The following were observed/inspected: .
  • COVID-19 Infection Control Practices (including signs) were observed at the entrance of this facility and throughout the facility. Signs are posted to promote hand washing, cough/sneeze etiquette, and physical distancing were observed.
  • PPE supplies observed. Incontinence care supplies observed. Each Resident has their own incontinence supplies stored inside their bedrooms.
  • Bathrooms have hand soap, paper towels, grab bars and non-skit mats. Bathrooms have hand washing signs posted.
  • Sufficient supply of perishable for 2 days and non-perishable foods for 7 days were observed.
  • Medication reviewed for Resident #1 through Resident #6 (R-1 through R-6).
  • Staff responsible for direct care and supervision were wearing masks.

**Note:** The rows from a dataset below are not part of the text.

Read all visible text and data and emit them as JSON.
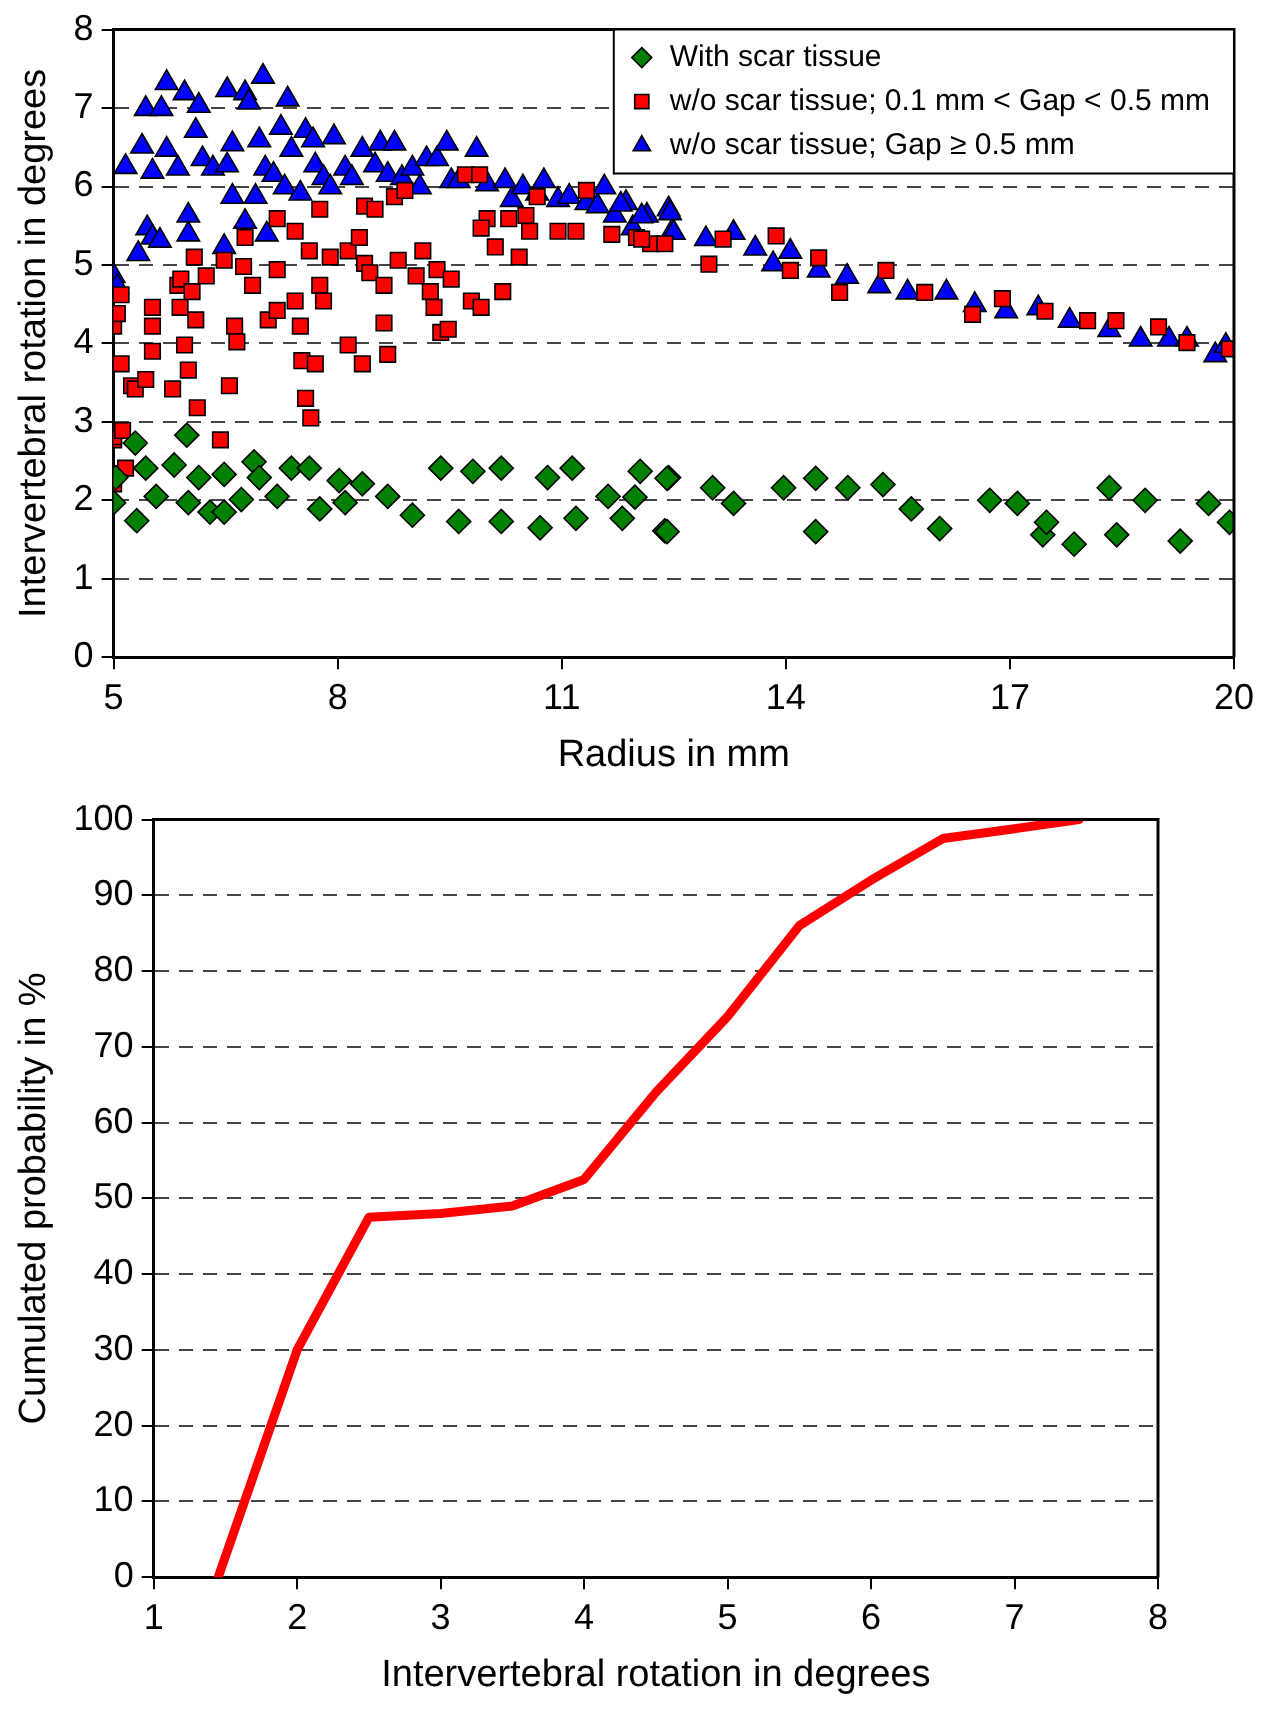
{
  "chart_data": [
    {
      "type": "scatter",
      "xlabel": "Radius in mm",
      "ylabel": "Intervertebral rotation in degrees",
      "xlim": [
        5,
        20
      ],
      "ylim": [
        0,
        8
      ],
      "xticks": [
        5,
        8,
        11,
        14,
        17,
        20
      ],
      "yticks": [
        0,
        1,
        2,
        3,
        4,
        5,
        6,
        7,
        8
      ],
      "grid": "y",
      "legend": "top right",
      "series": [
        {
          "name": "With scar tissue",
          "color": "#008000",
          "marker": "diamond",
          "x": [
            5.0,
            5.03,
            5.29,
            5.31,
            5.43,
            5.57,
            5.81,
            5.98,
            6.0,
            6.14,
            6.29,
            6.48,
            6.48,
            6.71,
            6.88,
            6.95,
            7.19,
            7.38,
            7.62,
            7.76,
            8.02,
            8.1,
            8.33,
            8.67,
            9.0,
            9.38,
            9.62,
            9.81,
            10.19,
            10.19,
            10.71,
            10.81,
            11.14,
            11.19,
            11.62,
            11.81,
            12.05,
            12.38,
            12.43,
            11.98,
            12.41,
            12.41,
            13.02,
            13.3,
            13.97,
            14.4,
            14.4,
            14.83,
            15.3,
            15.68,
            16.06,
            16.73,
            17.1,
            17.44,
            17.49,
            17.86,
            18.33,
            18.43,
            18.81,
            19.28,
            19.66,
            19.94
          ],
          "values": [
            1.97,
            2.29,
            2.73,
            1.74,
            2.41,
            2.05,
            2.45,
            2.83,
            1.97,
            2.29,
            1.85,
            1.85,
            2.33,
            2.01,
            2.49,
            2.29,
            2.05,
            2.41,
            2.41,
            1.89,
            2.25,
            1.97,
            2.21,
            2.05,
            1.81,
            2.41,
            1.73,
            2.37,
            2.41,
            1.73,
            1.65,
            2.29,
            2.41,
            1.77,
            2.05,
            1.77,
            2.37,
            1.61,
            2.29,
            2.04,
            2.28,
            1.6,
            2.16,
            1.96,
            2.16,
            2.28,
            1.6,
            2.16,
            2.2,
            1.89,
            1.64,
            2.0,
            1.96,
            1.56,
            1.72,
            1.44,
            2.16,
            1.56,
            2.0,
            1.48,
            1.96,
            1.72
          ]
        },
        {
          "name": "w/o scar tissue; 0.1 mm < Gap < 0.5 mm",
          "color": "#ff0000",
          "marker": "square",
          "x": [
            5.0,
            5.0,
            5.0,
            5.0,
            5.05,
            5.1,
            5.1,
            5.16,
            5.12,
            5.24,
            5.29,
            5.43,
            5.52,
            5.52,
            5.52,
            5.79,
            5.86,
            5.9,
            5.89,
            5.95,
            6.0,
            6.05,
            6.08,
            6.1,
            6.12,
            6.24,
            6.43,
            6.48,
            6.55,
            6.62,
            6.65,
            6.76,
            6.74,
            6.86,
            7.07,
            7.19,
            7.19,
            7.19,
            7.43,
            7.43,
            7.5,
            7.52,
            7.57,
            7.64,
            7.62,
            7.7,
            7.76,
            7.76,
            7.81,
            7.9,
            8.14,
            8.14,
            8.29,
            8.33,
            8.36,
            8.36,
            8.43,
            8.5,
            8.62,
            8.62,
            8.67,
            8.76,
            8.81,
            8.9,
            9.05,
            9.14,
            9.24,
            9.29,
            9.33,
            9.38,
            9.48,
            9.52,
            9.71,
            9.79,
            9.9,
            9.92,
            10.0,
            9.92,
            10.11,
            10.21,
            10.29,
            10.43,
            10.52,
            10.57,
            10.67,
            10.95,
            11.19,
            11.33,
            11.67,
            12.0,
            12.19,
            12.38,
            12.07,
            12.97,
            13.16,
            13.87,
            14.06,
            14.44,
            14.72,
            15.34,
            15.86,
            16.5,
            16.9,
            17.47,
            18.04,
            18.42,
            18.99,
            19.37,
            19.94
          ],
          "values": [
            2.77,
            2.81,
            4.22,
            2.21,
            4.38,
            4.62,
            3.74,
            2.41,
            2.89,
            3.46,
            3.42,
            3.54,
            4.46,
            4.22,
            3.9,
            3.42,
            4.74,
            4.82,
            4.46,
            3.98,
            3.66,
            4.66,
            5.1,
            4.3,
            3.18,
            4.86,
            2.77,
            5.06,
            3.46,
            4.22,
            4.02,
            5.35,
            4.98,
            4.74,
            4.3,
            4.42,
            5.59,
            4.94,
            5.43,
            4.54,
            4.22,
            3.78,
            3.3,
            3.05,
            5.18,
            3.74,
            5.71,
            4.74,
            4.54,
            5.1,
            5.18,
            3.98,
            5.35,
            3.74,
            5.75,
            5.02,
            4.9,
            5.71,
            4.26,
            4.74,
            3.86,
            5.87,
            5.06,
            5.95,
            4.86,
            5.18,
            4.66,
            4.46,
            4.94,
            4.14,
            4.18,
            4.82,
            6.15,
            4.54,
            6.15,
            4.46,
            5.59,
            5.47,
            5.23,
            4.66,
            5.59,
            5.1,
            5.63,
            5.43,
            5.87,
            5.43,
            5.43,
            5.95,
            5.39,
            5.35,
            5.27,
            5.27,
            5.33,
            5.01,
            5.33,
            5.37,
            4.93,
            5.09,
            4.65,
            4.93,
            4.65,
            4.37,
            4.57,
            4.41,
            4.29,
            4.29,
            4.21,
            4.01,
            3.93
          ]
        },
        {
          "name": "w/o scar tissue; Gap ≥ 0.5 mm",
          "color": "#0000ff",
          "marker": "triangle",
          "x": [
            5.0,
            5.05,
            5.16,
            5.33,
            5.38,
            5.43,
            5.45,
            5.52,
            5.52,
            5.62,
            5.64,
            5.71,
            5.71,
            5.86,
            5.95,
            6.0,
            6.0,
            6.1,
            6.14,
            6.19,
            6.33,
            6.48,
            6.52,
            6.52,
            6.59,
            6.59,
            6.76,
            6.76,
            6.81,
            6.9,
            6.95,
            7.0,
            7.03,
            7.05,
            7.14,
            7.24,
            7.29,
            7.33,
            7.38,
            7.5,
            7.57,
            7.67,
            7.7,
            7.81,
            7.9,
            7.95,
            8.1,
            8.19,
            8.33,
            8.5,
            8.57,
            8.67,
            8.76,
            8.86,
            9.0,
            9.1,
            9.19,
            9.33,
            9.46,
            9.52,
            9.62,
            9.86,
            10.0,
            10.24,
            10.33,
            10.48,
            10.67,
            10.76,
            10.95,
            11.1,
            11.33,
            11.48,
            11.57,
            11.71,
            11.86,
            11.95,
            12.14,
            12.43,
            12.48,
            11.79,
            12.07,
            12.45,
            12.5,
            12.93,
            13.3,
            13.59,
            13.83,
            14.06,
            14.44,
            14.82,
            15.25,
            15.63,
            16.15,
            16.53,
            16.95,
            17.38,
            17.8,
            18.33,
            18.75,
            19.13,
            19.37,
            19.75,
            19.89
          ],
          "values": [
            4.86,
            4.72,
            6.25,
            5.14,
            6.51,
            6.99,
            5.47,
            5.35,
            6.19,
            5.31,
            6.99,
            7.32,
            6.47,
            6.23,
            7.19,
            5.63,
            5.39,
            6.71,
            7.03,
            6.35,
            6.23,
            5.23,
            7.23,
            6.27,
            6.54,
            5.87,
            5.55,
            7.19,
            7.07,
            5.87,
            6.59,
            7.4,
            6.23,
            5.39,
            6.15,
            6.75,
            5.99,
            7.11,
            6.47,
            5.91,
            6.71,
            6.59,
            6.27,
            6.11,
            5.99,
            6.63,
            6.23,
            6.11,
            6.47,
            6.27,
            6.55,
            6.15,
            6.55,
            6.11,
            6.23,
            5.99,
            6.35,
            6.35,
            6.55,
            6.07,
            6.07,
            6.47,
            6.03,
            6.07,
            5.83,
            5.99,
            5.91,
            6.07,
            5.83,
            5.87,
            5.79,
            5.75,
            5.99,
            5.63,
            5.79,
            5.47,
            5.63,
            5.71,
            5.43,
            5.77,
            5.62,
            5.66,
            5.41,
            5.33,
            5.41,
            5.21,
            5.01,
            5.17,
            4.93,
            4.85,
            4.73,
            4.65,
            4.65,
            4.49,
            4.41,
            4.45,
            4.29,
            4.17,
            4.05,
            4.05,
            4.05,
            3.85,
            3.97
          ]
        }
      ]
    },
    {
      "type": "line",
      "xlabel": "Intervertebral rotation in degrees",
      "ylabel": "Cumulated probability in %",
      "xlim": [
        1,
        8
      ],
      "ylim": [
        0,
        100
      ],
      "xticks": [
        1,
        2,
        3,
        4,
        5,
        6,
        7,
        8
      ],
      "yticks": [
        0,
        10,
        20,
        30,
        40,
        50,
        60,
        70,
        80,
        90,
        100
      ],
      "grid": "y",
      "marker": "none",
      "series": [
        {
          "color": "#ff0000",
          "x": [
            1.45,
            2,
            2.5,
            3,
            3.5,
            4,
            4.5,
            5,
            5.5,
            6,
            6.5,
            7,
            7.45
          ],
          "values": [
            0,
            30,
            47.5,
            48,
            49,
            52.5,
            64,
            74,
            86,
            92,
            97.5,
            98.8,
            100
          ]
        }
      ]
    }
  ]
}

  • Residents were socially distanced according to local public health guidelines.


Exit interview conducted, a copy of this report and Appeal Rights were provided to David Yu and Vanessa Ricchiazzi
SUPERVISORS NAME: Tony Vasallo
LICENSING EVALUATOR NAME: Elizabeth Irra
LICENSING EVALUATOR SIGNATURE: DATE: 02/17/2023
I acknowledge receipt of this form and understand my licensing appeal rights as explained and received.
FACILITY REPRESENTATIVE SIGNATURE: DATE: 02/17/2023
This report must be available at Child Care and Group Home facilities for public review for 3 years.